Specifically, the new language clarifies when, how, and on what terms state governmental entities may enter into contingent fee contracts with outside lawyers.
The filing of the contingency fee contract must first be approved by the Legislative Budget Board if the states anticipated recovery is greater than $100,000 and adequate funds have not been budgeted to prosecute the case.
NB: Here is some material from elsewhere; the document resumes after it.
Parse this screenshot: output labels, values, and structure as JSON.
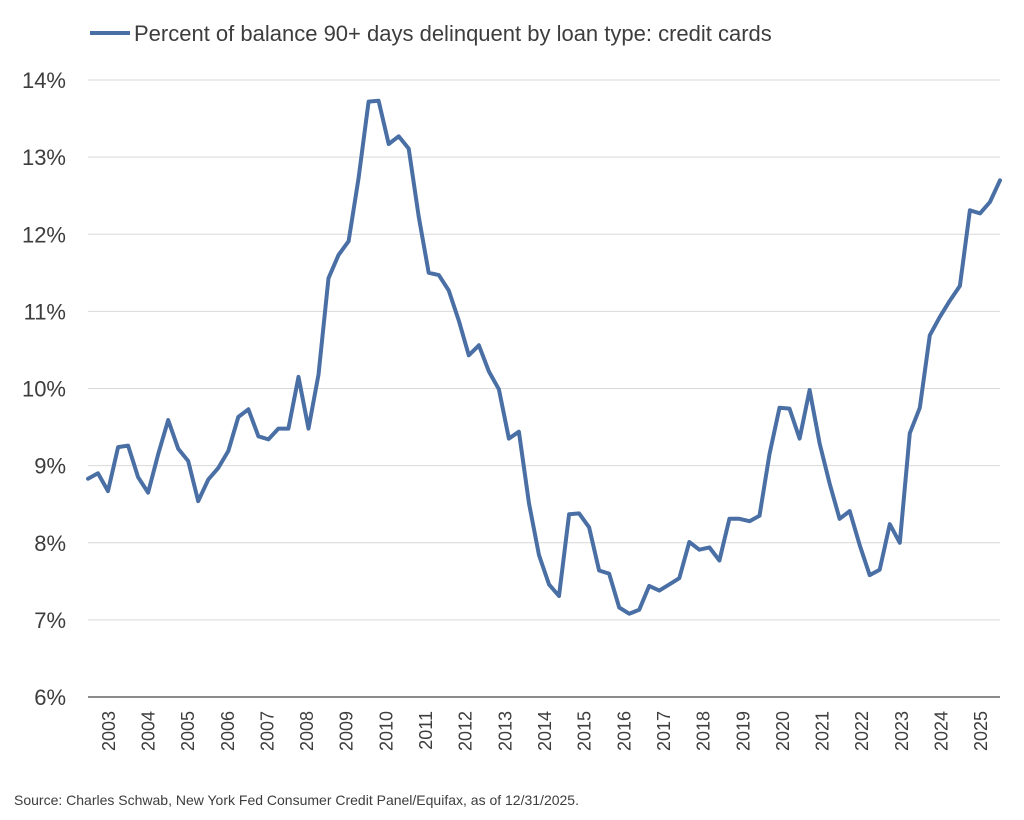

The contracting attorney or law firm must keep current and complete time and expense records. Expenses must be reasonable, proper, necessary and actually incurred. In most cases, time and expense records are subject to public disclosure. Effective hourly rates are capped at $1,000 an hour. Attorney fees may not exceed 35 percent of the recovery. Risk and difficulty multipliers may not exceed four times the base rate without prior approval by the Legislature.
All litigation and settlement funds recovered by the state are the property of the state. Payment of fees and expenses must specifically be approved by the governing body. A state or local officer, employee or governing body, including the attorney general, may not waive any of the requirements of this law.
Local governmental entities such as cities, counties and hospital districts are not affected by this measure.
The contingency restrictions were attached as a rider to an appropriations bill. As such, the measure will expire in two years. So, it will have to be brought back to the legislature for a permanent fix.